COCONUT: A coronal model with an energy decomposition strategy
Haopeng Wang, Stefaan Poedts, Andrea Lani, Rayan Dhib, Luis Linan, Tinatin Baratashvili, Hyun-Jin Jeong, Yuhao Zhou, Yucong Li, Mahdi Najafi-Ziyazi, Juan Wang, Brigitte Schmieder, Wensi Wang, Edin Husidic
TL;DR
This work tackles the numerical instability that arises in low-beta coronal MHD simulations when the thermal pressure is derived from the full energy equation. It introduces an energy-decomposition strategy that evolves a decomposed energy E1 (internal plus kinetic energy) and pairs it with an HLL flux that includes an additional dissipation term to mitigate catastrophic cancellation, all within the time-evolving implicit MHD code COCONUT. The approach achieves near parity with the full-energy results during solar minimum and rising phases while markedly improving stability during solar maximum, demonstrated by quasi-steady tests and a solar-maximum time-evolution that remained stable where the full-energy version failed. The method enables more realistic coronal evolution modeling through solar cycles and opens avenues for data-driven CME modeling, with demonstrated scalability on high-performance computing resources and compatibility with existing boundary-conditions and PF extrapolation practices.
Abstract
In this paper, we propose an energy decomposition method combined with an HLL Riemann solver that includes an additional dissipation term in the energy equation to improve the numerical stability of the fully implicit, time-evolving coronal model COCONUT and extend its applicability to solar-maximum phases. In MHD simulations that evolve conservative variables in time, the thermal pressure is typically computed by subtracting the magnetic and kinetic energies from the total energy. In low-beta (the ratio of thermal to magnetic pressure; $< 10^{-3}$) regions, discretization errors of magnetic energy can be comparable to the thermal pressure, potentially leading to negative thermal pressure and causing the simulation to crash. Therefore, we update the decomposed energy, excluding the magnetic energy, at each time step. It avoids subtracting a large magnetic energy from the total energy to obtain a very small thermal pressure in low-$β$ regions, thereby improving the numerical stability of MHD models. We validate the algorithm using a time-evolving solar-maximum Carrington rotation simulation in 2025, which the previous code failed to run to completion. We also perform quasi-steady-state coronal simulations and 2D benchmark tests to further assess the algorithm's performance.
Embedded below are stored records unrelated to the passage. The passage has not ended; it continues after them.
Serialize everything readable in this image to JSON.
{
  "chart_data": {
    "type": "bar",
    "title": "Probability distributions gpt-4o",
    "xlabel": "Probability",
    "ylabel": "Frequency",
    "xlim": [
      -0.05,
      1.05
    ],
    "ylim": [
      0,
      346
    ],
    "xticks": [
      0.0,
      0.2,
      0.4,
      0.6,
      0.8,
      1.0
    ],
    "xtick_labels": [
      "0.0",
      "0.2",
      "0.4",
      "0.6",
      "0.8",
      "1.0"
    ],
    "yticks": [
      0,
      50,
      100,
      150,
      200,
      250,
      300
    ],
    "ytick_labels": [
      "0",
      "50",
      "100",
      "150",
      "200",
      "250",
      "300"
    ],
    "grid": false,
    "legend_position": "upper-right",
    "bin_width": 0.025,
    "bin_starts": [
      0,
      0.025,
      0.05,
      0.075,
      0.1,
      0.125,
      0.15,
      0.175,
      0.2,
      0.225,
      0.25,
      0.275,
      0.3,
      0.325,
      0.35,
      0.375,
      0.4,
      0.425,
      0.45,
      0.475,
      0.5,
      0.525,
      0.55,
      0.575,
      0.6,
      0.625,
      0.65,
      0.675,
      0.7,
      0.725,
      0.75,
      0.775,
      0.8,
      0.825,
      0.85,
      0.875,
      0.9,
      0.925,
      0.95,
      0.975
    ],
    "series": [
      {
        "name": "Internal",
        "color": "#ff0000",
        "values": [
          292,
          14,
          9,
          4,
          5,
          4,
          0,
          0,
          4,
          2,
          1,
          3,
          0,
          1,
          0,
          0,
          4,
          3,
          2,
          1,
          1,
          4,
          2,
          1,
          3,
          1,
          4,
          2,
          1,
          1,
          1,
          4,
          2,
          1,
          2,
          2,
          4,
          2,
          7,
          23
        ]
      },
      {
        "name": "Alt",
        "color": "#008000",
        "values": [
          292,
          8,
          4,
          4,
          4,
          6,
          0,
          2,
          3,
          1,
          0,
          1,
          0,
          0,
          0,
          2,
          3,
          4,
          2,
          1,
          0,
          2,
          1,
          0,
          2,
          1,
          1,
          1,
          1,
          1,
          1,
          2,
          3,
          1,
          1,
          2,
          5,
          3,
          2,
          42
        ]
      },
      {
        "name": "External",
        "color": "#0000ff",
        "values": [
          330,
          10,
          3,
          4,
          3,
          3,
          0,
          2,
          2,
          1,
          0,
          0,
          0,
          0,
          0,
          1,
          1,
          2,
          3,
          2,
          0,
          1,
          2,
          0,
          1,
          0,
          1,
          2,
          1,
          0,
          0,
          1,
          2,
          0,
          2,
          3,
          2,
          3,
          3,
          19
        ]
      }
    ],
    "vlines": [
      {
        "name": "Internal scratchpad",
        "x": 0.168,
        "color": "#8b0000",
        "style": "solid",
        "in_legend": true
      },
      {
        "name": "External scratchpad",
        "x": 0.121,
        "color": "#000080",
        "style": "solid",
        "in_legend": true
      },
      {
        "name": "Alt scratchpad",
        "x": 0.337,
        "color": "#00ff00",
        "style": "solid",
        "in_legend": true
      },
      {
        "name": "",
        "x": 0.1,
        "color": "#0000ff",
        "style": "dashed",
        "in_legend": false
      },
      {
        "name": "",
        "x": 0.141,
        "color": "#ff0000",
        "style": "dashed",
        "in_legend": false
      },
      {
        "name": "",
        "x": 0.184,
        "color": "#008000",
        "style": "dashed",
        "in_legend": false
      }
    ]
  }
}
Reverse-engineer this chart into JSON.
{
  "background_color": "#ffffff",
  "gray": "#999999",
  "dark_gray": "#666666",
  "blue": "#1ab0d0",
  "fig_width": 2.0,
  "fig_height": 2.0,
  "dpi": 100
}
The simulation results show that the algorithm produces results nearly identical to those obtained using the traditional full energy equation during solar minimum, while significantly improving COCONUT's ability to simulate coronal evolution under strong magnetic fields, even including fields exceeding 100 Gauss with $β<10^{-3}$. This method provides a promising approach for performing quasi-realistic coronal simulations during solar maxima.